効率や生産性を突き詰め、創造力や夢を壊してしまう場所です。
彼は周囲の大人たちによって、無理矢理に子供時代の記憶を消されたと考察出来ます。
劇中で描かれたような大人になるには、子供の心を消す必要があるからです。
やるべきことに追われていたから
働かなきゃ、大切な一員として
引用:リトルプリンス 星の王子さまと私/配給会社:パラマウント映画
星の王子さまは仕事に追われる日々を過ごしており、やるべきことに追われています。
やりたいことを忘れてしまうのも無理のない話です。
子供の時は、やりたいことや疑問で心が満たされていますが、大人になるとやるべきことで満たされてしまうのでしょう。
彼はやるべきことに支配され、本当の心(子供の心)を失ってしまったとも取れます。
大人は記憶(夢)を失うという悲劇
原作となった星の王子さまに、風刺をプラスした本作は大人用に作られたアニメといえるのではないでしょうか。

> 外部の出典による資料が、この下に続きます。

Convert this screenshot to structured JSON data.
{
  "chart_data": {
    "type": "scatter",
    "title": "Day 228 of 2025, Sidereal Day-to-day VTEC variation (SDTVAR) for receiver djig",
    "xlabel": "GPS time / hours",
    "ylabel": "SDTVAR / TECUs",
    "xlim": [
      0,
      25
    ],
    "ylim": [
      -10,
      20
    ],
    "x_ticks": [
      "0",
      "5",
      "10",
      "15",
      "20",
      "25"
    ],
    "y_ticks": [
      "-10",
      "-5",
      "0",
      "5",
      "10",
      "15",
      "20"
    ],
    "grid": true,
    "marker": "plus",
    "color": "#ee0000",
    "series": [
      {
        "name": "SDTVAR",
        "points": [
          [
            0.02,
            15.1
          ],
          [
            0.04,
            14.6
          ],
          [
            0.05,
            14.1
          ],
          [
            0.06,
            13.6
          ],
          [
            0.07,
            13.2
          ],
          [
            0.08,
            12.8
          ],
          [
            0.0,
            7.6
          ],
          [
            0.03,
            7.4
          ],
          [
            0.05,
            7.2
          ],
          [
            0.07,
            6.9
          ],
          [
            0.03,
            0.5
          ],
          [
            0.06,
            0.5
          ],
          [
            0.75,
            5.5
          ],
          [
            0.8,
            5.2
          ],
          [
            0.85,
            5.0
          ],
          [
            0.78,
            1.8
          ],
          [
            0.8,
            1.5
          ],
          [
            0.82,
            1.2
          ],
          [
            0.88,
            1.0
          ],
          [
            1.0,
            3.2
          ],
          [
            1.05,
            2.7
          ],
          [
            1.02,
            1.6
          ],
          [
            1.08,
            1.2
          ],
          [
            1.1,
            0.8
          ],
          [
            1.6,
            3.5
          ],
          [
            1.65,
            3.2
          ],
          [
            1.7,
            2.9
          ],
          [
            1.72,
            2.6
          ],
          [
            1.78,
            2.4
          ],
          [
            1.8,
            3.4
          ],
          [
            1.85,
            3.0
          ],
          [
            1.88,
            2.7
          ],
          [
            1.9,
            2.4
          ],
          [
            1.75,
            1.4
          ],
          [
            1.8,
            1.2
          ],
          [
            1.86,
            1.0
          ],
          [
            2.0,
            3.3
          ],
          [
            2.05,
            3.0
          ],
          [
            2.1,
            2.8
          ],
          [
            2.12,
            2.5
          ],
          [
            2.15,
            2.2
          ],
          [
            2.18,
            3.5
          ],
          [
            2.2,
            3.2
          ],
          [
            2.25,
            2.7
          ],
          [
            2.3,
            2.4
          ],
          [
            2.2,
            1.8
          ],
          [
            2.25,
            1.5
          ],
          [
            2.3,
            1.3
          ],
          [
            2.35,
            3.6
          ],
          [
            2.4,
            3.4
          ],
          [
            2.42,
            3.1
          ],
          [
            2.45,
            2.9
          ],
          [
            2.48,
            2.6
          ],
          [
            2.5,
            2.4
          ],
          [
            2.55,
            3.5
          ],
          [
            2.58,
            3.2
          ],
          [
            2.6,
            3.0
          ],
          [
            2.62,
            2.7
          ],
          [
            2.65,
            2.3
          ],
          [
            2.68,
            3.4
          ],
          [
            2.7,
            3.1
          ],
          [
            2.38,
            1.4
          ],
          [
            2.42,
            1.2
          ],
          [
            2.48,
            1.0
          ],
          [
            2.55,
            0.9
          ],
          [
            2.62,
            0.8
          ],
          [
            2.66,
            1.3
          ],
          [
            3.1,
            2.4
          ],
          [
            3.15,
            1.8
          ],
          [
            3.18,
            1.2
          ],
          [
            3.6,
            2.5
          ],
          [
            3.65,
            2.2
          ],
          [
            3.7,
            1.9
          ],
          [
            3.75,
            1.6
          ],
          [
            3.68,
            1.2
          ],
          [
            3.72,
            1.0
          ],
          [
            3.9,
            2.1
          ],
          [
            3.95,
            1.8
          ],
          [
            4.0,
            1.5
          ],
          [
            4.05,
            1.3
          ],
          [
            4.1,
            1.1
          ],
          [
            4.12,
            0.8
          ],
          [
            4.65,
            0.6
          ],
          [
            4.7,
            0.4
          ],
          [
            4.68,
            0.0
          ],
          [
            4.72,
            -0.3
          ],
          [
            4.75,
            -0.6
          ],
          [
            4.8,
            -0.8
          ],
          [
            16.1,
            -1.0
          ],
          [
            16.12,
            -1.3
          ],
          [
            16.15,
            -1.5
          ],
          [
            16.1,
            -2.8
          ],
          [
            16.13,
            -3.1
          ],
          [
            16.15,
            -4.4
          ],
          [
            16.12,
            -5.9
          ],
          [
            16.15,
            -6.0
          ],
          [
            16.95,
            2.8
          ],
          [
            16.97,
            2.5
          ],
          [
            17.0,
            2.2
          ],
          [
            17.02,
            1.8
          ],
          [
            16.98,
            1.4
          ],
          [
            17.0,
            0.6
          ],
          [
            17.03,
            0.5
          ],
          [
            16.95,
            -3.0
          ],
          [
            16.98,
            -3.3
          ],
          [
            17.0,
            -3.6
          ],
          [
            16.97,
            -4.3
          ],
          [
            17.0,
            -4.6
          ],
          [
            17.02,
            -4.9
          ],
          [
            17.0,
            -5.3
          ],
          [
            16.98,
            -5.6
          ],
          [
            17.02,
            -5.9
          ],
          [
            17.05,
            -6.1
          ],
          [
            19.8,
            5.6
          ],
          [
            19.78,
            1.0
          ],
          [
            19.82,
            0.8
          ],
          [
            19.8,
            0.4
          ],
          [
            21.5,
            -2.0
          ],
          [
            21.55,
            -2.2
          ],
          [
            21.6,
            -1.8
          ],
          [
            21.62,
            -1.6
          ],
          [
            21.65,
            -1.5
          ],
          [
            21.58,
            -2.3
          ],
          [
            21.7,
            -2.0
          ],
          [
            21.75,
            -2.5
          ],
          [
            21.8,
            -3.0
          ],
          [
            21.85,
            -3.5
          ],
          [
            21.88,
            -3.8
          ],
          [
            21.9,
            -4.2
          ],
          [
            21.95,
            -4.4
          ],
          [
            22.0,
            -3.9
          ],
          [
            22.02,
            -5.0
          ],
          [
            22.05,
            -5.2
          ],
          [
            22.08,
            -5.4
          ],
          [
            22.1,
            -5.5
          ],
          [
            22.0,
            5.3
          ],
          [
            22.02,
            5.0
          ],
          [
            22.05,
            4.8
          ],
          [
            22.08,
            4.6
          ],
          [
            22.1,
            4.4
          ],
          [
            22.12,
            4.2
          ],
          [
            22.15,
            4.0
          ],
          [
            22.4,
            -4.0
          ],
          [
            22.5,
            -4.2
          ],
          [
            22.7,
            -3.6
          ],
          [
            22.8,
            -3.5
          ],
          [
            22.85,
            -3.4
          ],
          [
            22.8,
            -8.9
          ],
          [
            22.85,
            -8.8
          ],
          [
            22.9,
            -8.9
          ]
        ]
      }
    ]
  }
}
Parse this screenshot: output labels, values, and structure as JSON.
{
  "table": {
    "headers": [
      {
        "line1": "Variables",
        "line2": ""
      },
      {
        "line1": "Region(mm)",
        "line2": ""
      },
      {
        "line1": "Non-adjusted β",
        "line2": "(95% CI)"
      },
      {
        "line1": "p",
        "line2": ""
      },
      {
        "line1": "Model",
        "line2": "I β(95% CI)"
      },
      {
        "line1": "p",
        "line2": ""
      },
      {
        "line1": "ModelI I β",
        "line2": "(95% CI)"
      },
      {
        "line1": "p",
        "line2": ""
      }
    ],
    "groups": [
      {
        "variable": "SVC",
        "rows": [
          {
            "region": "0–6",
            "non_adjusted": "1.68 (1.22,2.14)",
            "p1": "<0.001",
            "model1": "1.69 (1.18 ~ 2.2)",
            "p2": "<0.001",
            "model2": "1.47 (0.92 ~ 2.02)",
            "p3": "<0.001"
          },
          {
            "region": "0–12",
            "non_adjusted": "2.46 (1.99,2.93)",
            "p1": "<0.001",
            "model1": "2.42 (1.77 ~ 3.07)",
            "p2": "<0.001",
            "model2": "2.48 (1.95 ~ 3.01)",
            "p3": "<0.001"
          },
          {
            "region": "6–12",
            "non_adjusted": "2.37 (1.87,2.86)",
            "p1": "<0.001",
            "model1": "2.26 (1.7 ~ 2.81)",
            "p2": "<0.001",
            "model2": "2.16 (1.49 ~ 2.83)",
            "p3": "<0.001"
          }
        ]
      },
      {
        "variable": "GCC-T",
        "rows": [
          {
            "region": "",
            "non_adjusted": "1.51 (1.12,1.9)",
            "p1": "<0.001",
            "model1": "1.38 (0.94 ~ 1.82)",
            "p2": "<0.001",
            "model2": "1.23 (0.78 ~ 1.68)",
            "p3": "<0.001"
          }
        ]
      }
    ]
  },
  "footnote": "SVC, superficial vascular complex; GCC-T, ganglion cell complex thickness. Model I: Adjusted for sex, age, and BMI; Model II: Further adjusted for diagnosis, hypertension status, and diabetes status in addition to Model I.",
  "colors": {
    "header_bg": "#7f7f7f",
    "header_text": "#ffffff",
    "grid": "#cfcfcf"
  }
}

大人の描かれ方が斬新で、ドキッとしてしまうシーンも多々ありました。
星の王子さまが記憶を失うというのも痛烈な風刺のように感じます。
母親に描かれた計画性
女の子の母親は数年先までの計画を密に立てていました。
観る者は「尋常じゃない親」という印象を持ちますが、子供の目線で見ると大人はそういうものなのかもしれません。
子供の時間と大人の時間は違うといわれますが、大人は常に何かに向かって生きているのです。
本作に描かれた子供たちは、今を生きています。
現代の生き方を問われるような内容ではないでしょうか。
不必要なものを忘れる大人
大切でないものは、全て大切なものに作り変える
引用:リトルプリンス 星の王子さまと私/配給会社:パラマウント映画
大人たちは、自分に不必要なものを生産性のある必要なものに作り変えています。
世の中に不必要なものなど存在するのでしょうか…。
劇中の「大人になる学校」では、子供の時に持っていた大切な記憶も必要なものに作り変えてしまうのでしょう。
目に見えないものが理解出来なくなる
雨の車内でのラジオはとても印象的で、目に見える数字が羅列されていました。
予期せぬ大雨で32人が仕事に遅刻、街の生産性が0.4パーセントダウンしました…
引用:リトルプリンス 星の王子さまと私/配給会社:パラマウント映画
原作でも主軸となっている目に見えないものは、大人の世界には存在していないのです。